At six A.M. on the morning of August 29, 1988, Willie Boy Johnson nonchalantly left his house, took a right, and began walking. He was wearing dungarees and a jean shirt. On his block, there was a two-story house being built, a construction site. As he walked, he saw Tommy Pitera suddenly step out from behind a mound of sand. He immediately knew what was up. Seemingly out of nowhere, Pitera’s trusted aide-de-camp, Kojak Giattino, and the premiere assassin in the Gambino family, Eddie Lino, appeared with guns in hand. Seemingly as one, all three shot at the large fleeing form of Willie Boy Johnson. Calmly, Pitera knelt down and positioned himself, cupped his left hand in his right hand, took careful aim, and drilled Johnson with holes. Johnson went down, shot some ten times. Pitera had used a special bullet on him, a Glaser round, the one he had used on Phyllis Burdi. Each of the Glaser rounds did horrific damage to the inside of Johnson’s body. As Johnson’s blood pooled on the hot August street, Pitera and Kojak spread a link of spikes across the street and they got in a stolen car and pulled away. The spikes would prevent anyone from following them and indicated the wide expanse of Pitera’s killing acumen.

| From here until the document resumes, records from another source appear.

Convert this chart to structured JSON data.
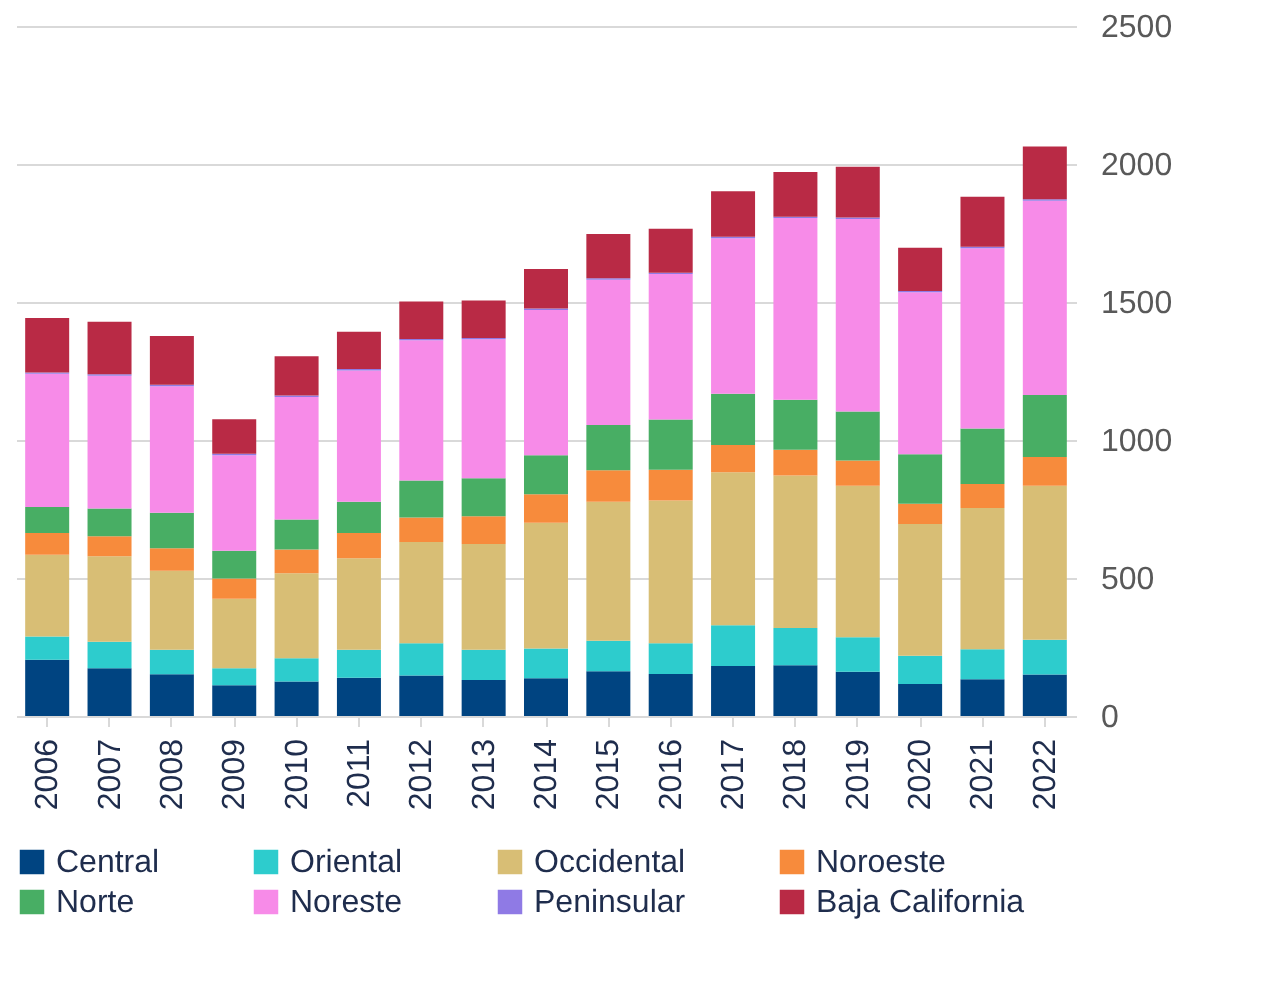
{
  "chart_data": {
    "type": "bar",
    "stacked": true,
    "categories": [
      "2006",
      "2007",
      "2008",
      "2009",
      "2010",
      "2011",
      "2012",
      "2013",
      "2014",
      "2015",
      "2016",
      "2017",
      "2018",
      "2019",
      "2020",
      "2021",
      "2022"
    ],
    "series": [
      {
        "name": "Central",
        "color": "#004481",
        "values": [
          204,
          173,
          151,
          111,
          125,
          139,
          147,
          130,
          137,
          162,
          152,
          181,
          184,
          160,
          116,
          133,
          150
        ]
      },
      {
        "name": "Oriental",
        "color": "#2dcccd",
        "values": [
          84,
          96,
          89,
          62,
          84,
          101,
          117,
          110,
          108,
          111,
          112,
          148,
          135,
          125,
          102,
          109,
          126
        ]
      },
      {
        "name": "Occidental",
        "color": "#d8be75",
        "values": [
          296,
          310,
          286,
          252,
          308,
          332,
          366,
          383,
          455,
          503,
          517,
          554,
          552,
          549,
          478,
          512,
          558
        ]
      },
      {
        "name": "Noroeste",
        "color": "#f78b3c",
        "values": [
          79,
          72,
          82,
          73,
          86,
          91,
          89,
          101,
          103,
          114,
          111,
          99,
          94,
          92,
          73,
          87,
          104
        ]
      },
      {
        "name": "Norte",
        "color": "#48ae64",
        "values": [
          94,
          101,
          128,
          101,
          109,
          113,
          134,
          137,
          142,
          164,
          182,
          186,
          181,
          177,
          179,
          201,
          225
        ]
      },
      {
        "name": "Noreste",
        "color": "#f78be8",
        "values": [
          483,
          481,
          459,
          346,
          444,
          476,
          508,
          504,
          526,
          527,
          527,
          563,
          658,
          698,
          587,
          653,
          704
        ]
      },
      {
        "name": "Peninsular",
        "color": "#8f7ae5",
        "values": [
          5,
          5,
          5,
          5,
          5,
          5,
          5,
          5,
          5,
          5,
          5,
          5,
          5,
          5,
          5,
          5,
          5
        ]
      },
      {
        "name": "Baja California",
        "color": "#b92a45",
        "values": [
          197,
          190,
          177,
          125,
          142,
          135,
          136,
          135,
          144,
          160,
          159,
          165,
          162,
          184,
          157,
          181,
          191
        ]
      }
    ],
    "ylim": [
      0,
      2500
    ],
    "yticks": [
      0,
      500,
      1000,
      1500,
      2000,
      2500
    ],
    "grid": "y",
    "legend": "bottom"
  }
}
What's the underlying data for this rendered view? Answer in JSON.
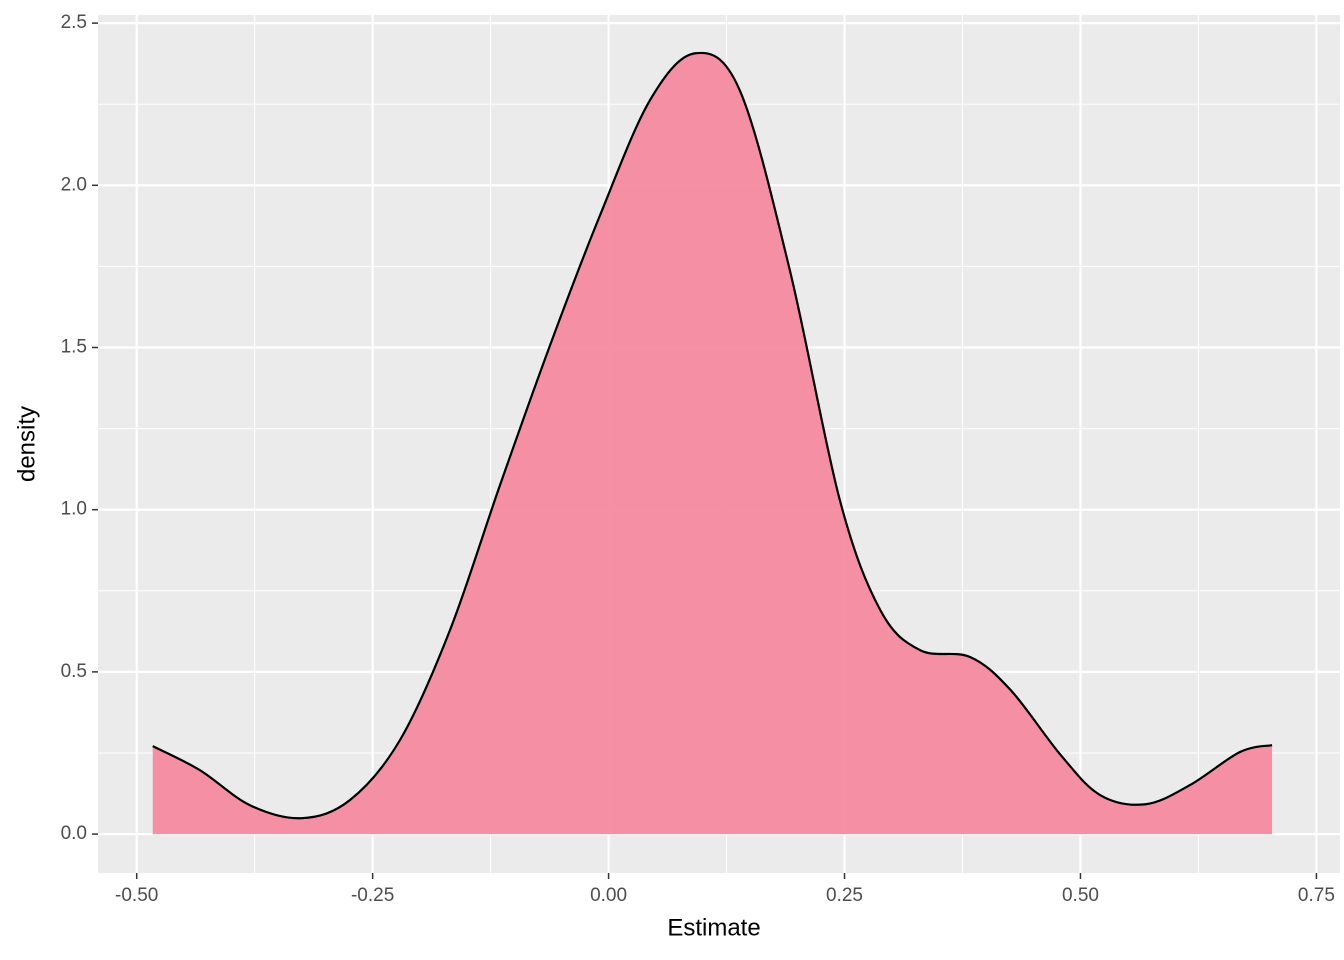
{
  "chart_data": {
    "type": "density",
    "x_label": "Estimate",
    "y_label": "density",
    "x": [
      -0.483,
      -0.433,
      -0.38,
      -0.325,
      -0.274,
      -0.221,
      -0.168,
      -0.115,
      -0.062,
      -0.009,
      0.044,
      0.092,
      0.139,
      0.192,
      0.245,
      0.288,
      0.33,
      0.383,
      0.426,
      0.479,
      0.521,
      0.569,
      0.616,
      0.669,
      0.703
    ],
    "values": [
      0.271,
      0.197,
      0.089,
      0.049,
      0.105,
      0.29,
      0.629,
      1.076,
      1.507,
      1.908,
      2.263,
      2.407,
      2.293,
      1.739,
      1.03,
      0.69,
      0.567,
      0.546,
      0.444,
      0.244,
      0.12,
      0.092,
      0.151,
      0.253,
      0.274
    ],
    "fill_color": "#f48aa0",
    "line_color": "#000000",
    "xlim": [
      -0.541,
      0.775
    ],
    "ylim": [
      -0.12,
      2.525
    ],
    "xticks": [
      {
        "value": -0.5,
        "label": "-0.50"
      },
      {
        "value": -0.25,
        "label": "-0.25"
      },
      {
        "value": 0,
        "label": "0.00"
      },
      {
        "value": 0.25,
        "label": "0.25"
      },
      {
        "value": 0.5,
        "label": "0.50"
      },
      {
        "value": 0.75,
        "label": "0.75"
      }
    ],
    "yticks": [
      {
        "value": 0,
        "label": "0.0"
      },
      {
        "value": 0.5,
        "label": "0.5"
      },
      {
        "value": 1,
        "label": "1.0"
      },
      {
        "value": 1.5,
        "label": "1.5"
      },
      {
        "value": 2,
        "label": "2.0"
      },
      {
        "value": 2.5,
        "label": "2.5"
      }
    ],
    "grid": true,
    "minor_grid": true
  }
}
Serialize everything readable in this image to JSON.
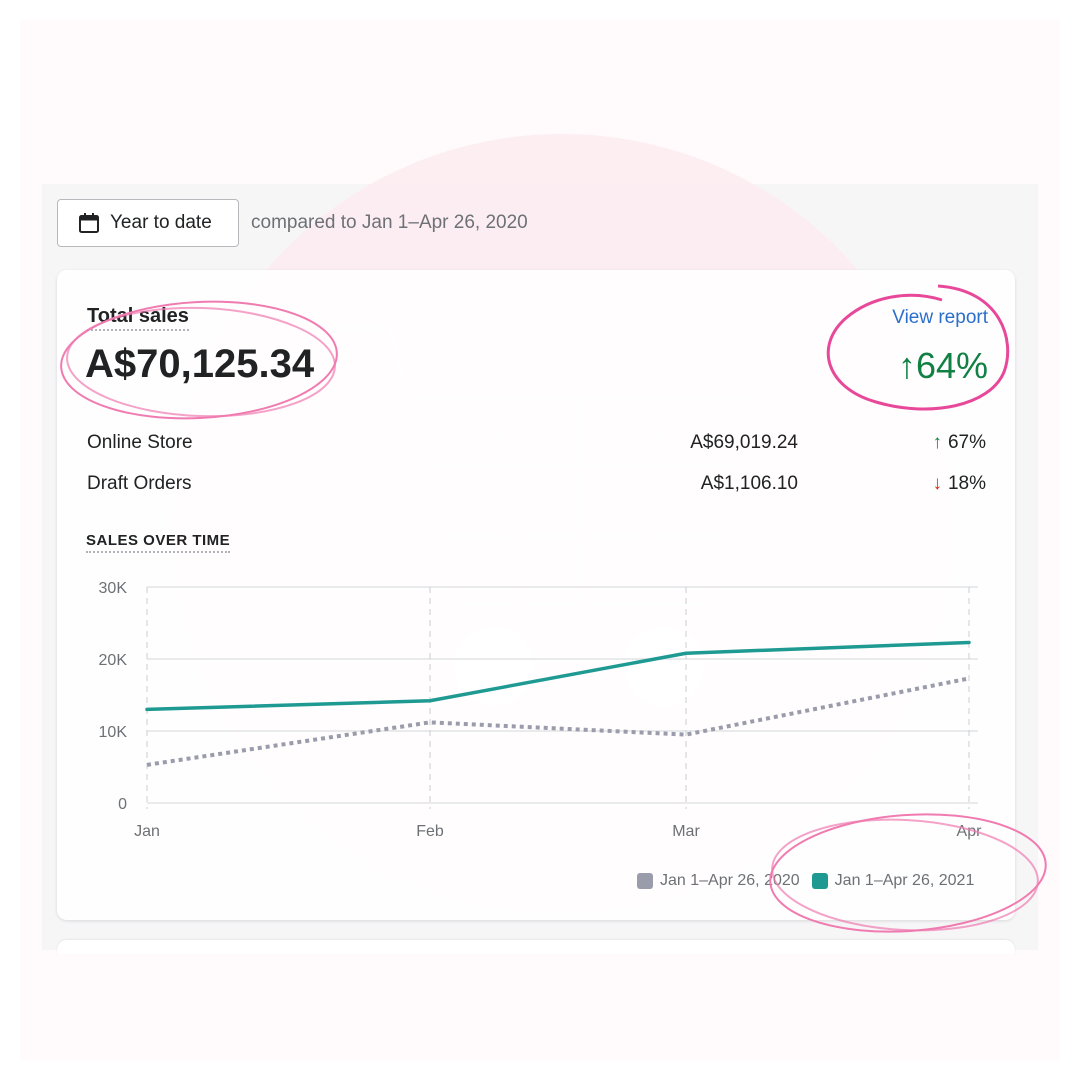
{
  "header": {
    "date_button_label": "Year to date",
    "compare_text": "compared to Jan 1–Apr 26, 2020"
  },
  "card": {
    "title": "Total sales",
    "total_value": "A$70,125.34",
    "view_report_label": "View report",
    "change_arrow": "↑",
    "change_value": "64%",
    "rows": [
      {
        "label": "Online Store",
        "value": "A$69,019.24",
        "arrow": "↑",
        "pct": "67%",
        "direction": "up"
      },
      {
        "label": "Draft Orders",
        "value": "A$1,106.10",
        "arrow": "↓",
        "pct": "18%",
        "direction": "down"
      }
    ],
    "sales_over_time_label": "SALES OVER TIME"
  },
  "colors": {
    "current_series": "#1e9a93",
    "previous_series": "#9a9cac",
    "positive": "#108043",
    "negative": "#d72c0d",
    "link": "#2c6ecb",
    "annotation_pink": "#ee5a9a"
  },
  "icons": {
    "date_button_icon": "calendar-icon"
  },
  "chart_data": {
    "type": "line",
    "categories": [
      "Jan",
      "Feb",
      "Mar",
      "Apr"
    ],
    "y_tick_labels": [
      "0",
      "10K",
      "20K",
      "30K"
    ],
    "y_ticks": [
      0,
      10000,
      20000,
      30000
    ],
    "ylim": [
      0,
      30000
    ],
    "grid": true,
    "legend_position": "bottom-right",
    "series": [
      {
        "name": "Jan 1–Apr 26, 2020",
        "values": [
          5300,
          11200,
          9500,
          17300
        ],
        "style": "dotted",
        "color": "#9a9cac"
      },
      {
        "name": "Jan 1–Apr 26, 2021",
        "values": [
          13000,
          14200,
          20800,
          22300
        ],
        "style": "solid",
        "color": "#1e9a93"
      }
    ]
  }
}
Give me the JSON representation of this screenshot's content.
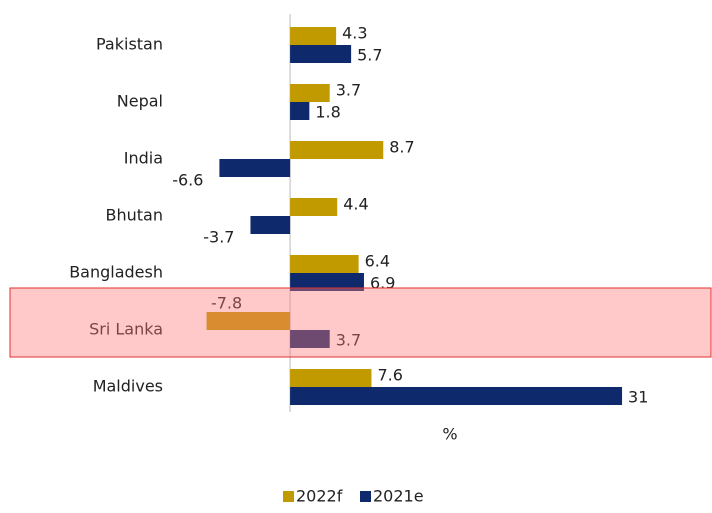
{
  "chart_data": {
    "type": "bar",
    "orientation": "horizontal",
    "x_label": "%",
    "categories": [
      "Pakistan",
      "Nepal",
      "India",
      "Bhutan",
      "Bangladesh",
      "Sri Lanka",
      "Maldives"
    ],
    "series": [
      {
        "name": "2022f",
        "color": "#c19a00",
        "values": [
          4.3,
          3.7,
          8.7,
          4.4,
          6.4,
          -7.8,
          7.6
        ]
      },
      {
        "name": "2021e",
        "color": "#0e2a6c",
        "values": [
          5.7,
          1.8,
          -6.6,
          -3.7,
          6.9,
          3.7,
          31
        ]
      }
    ],
    "xlim": [
      -10,
      38
    ],
    "legend": "bottom"
  }
}
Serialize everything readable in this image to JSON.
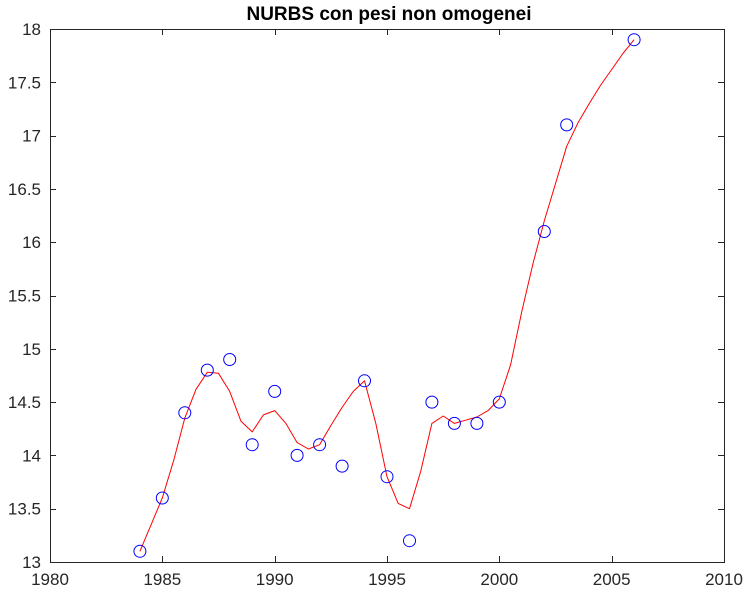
{
  "chart_data": {
    "type": "line",
    "title": "NURBS con pesi non omogenei",
    "xlabel": "",
    "ylabel": "",
    "xlim": [
      1980,
      2010
    ],
    "ylim": [
      13,
      18
    ],
    "xticks": [
      1980,
      1985,
      1990,
      1995,
      2000,
      2005,
      2010
    ],
    "yticks": [
      13,
      13.5,
      14,
      14.5,
      15,
      15.5,
      16,
      16.5,
      17,
      17.5,
      18
    ],
    "xtick_labels": [
      "1980",
      "1985",
      "1990",
      "1995",
      "2000",
      "2005",
      "2010"
    ],
    "ytick_labels": [
      "13",
      "13.5",
      "14",
      "14.5",
      "15",
      "15.5",
      "16",
      "16.5",
      "17",
      "17.5",
      "18"
    ],
    "grid": false,
    "series": [
      {
        "kind": "markers",
        "marker": "circle",
        "color": "#0000ff",
        "x": [
          1984,
          1985,
          1986,
          1987,
          1988,
          1989,
          1990,
          1991,
          1992,
          1993,
          1994,
          1995,
          1996,
          1997,
          1998,
          1999,
          2000,
          2002,
          2003,
          2006
        ],
        "y": [
          13.1,
          13.6,
          14.4,
          14.8,
          14.9,
          14.1,
          14.6,
          14.0,
          14.1,
          13.9,
          14.7,
          13.8,
          13.2,
          14.5,
          14.3,
          14.3,
          14.5,
          16.1,
          17.1,
          17.9
        ]
      },
      {
        "kind": "curve",
        "color": "#ff0000",
        "x": [
          1984,
          1984.5,
          1985,
          1985.5,
          1986,
          1986.5,
          1987,
          1987.5,
          1988,
          1988.5,
          1989,
          1989.5,
          1990,
          1990.5,
          1991,
          1991.5,
          1992,
          1992.5,
          1993,
          1993.5,
          1994,
          1994.5,
          1995,
          1995.5,
          1996,
          1996.5,
          1997,
          1997.5,
          1998,
          1998.5,
          1999,
          1999.5,
          2000,
          2000.5,
          2001,
          2001.5,
          2002,
          2002.5,
          2003,
          2003.5,
          2004,
          2004.5,
          2005,
          2005.5,
          2006
        ],
        "y": [
          13.1,
          13.35,
          13.6,
          13.95,
          14.35,
          14.62,
          14.78,
          14.77,
          14.6,
          14.32,
          14.22,
          14.38,
          14.42,
          14.3,
          14.12,
          14.06,
          14.1,
          14.28,
          14.45,
          14.6,
          14.7,
          14.3,
          13.8,
          13.55,
          13.5,
          13.85,
          14.3,
          14.37,
          14.3,
          14.33,
          14.36,
          14.42,
          14.53,
          14.85,
          15.35,
          15.8,
          16.2,
          16.55,
          16.9,
          17.12,
          17.3,
          17.47,
          17.62,
          17.77,
          17.9
        ]
      }
    ]
  }
}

Thus Willie Boy Johnson was killed and Tommy Pitera acquired a new twenty-four-karat-gold stature within the tight fraternity of La Cosa Nostra—an Oscar for murder.
Later, when John Gotti learned that Willie Boy Johnson was dead, he was pleased. It would be just a matter of time before he rewarded Pitera handsomely.
It didn’t take long for Jim Hunt and Tommy Geisel to hear, by way of the Brooklyn jungle drums, that Tommy Pitera had taken out Willie Boy Johnson, known on the street as “the Indian.” A rumor, Hunt knew, was one thing…proof was another.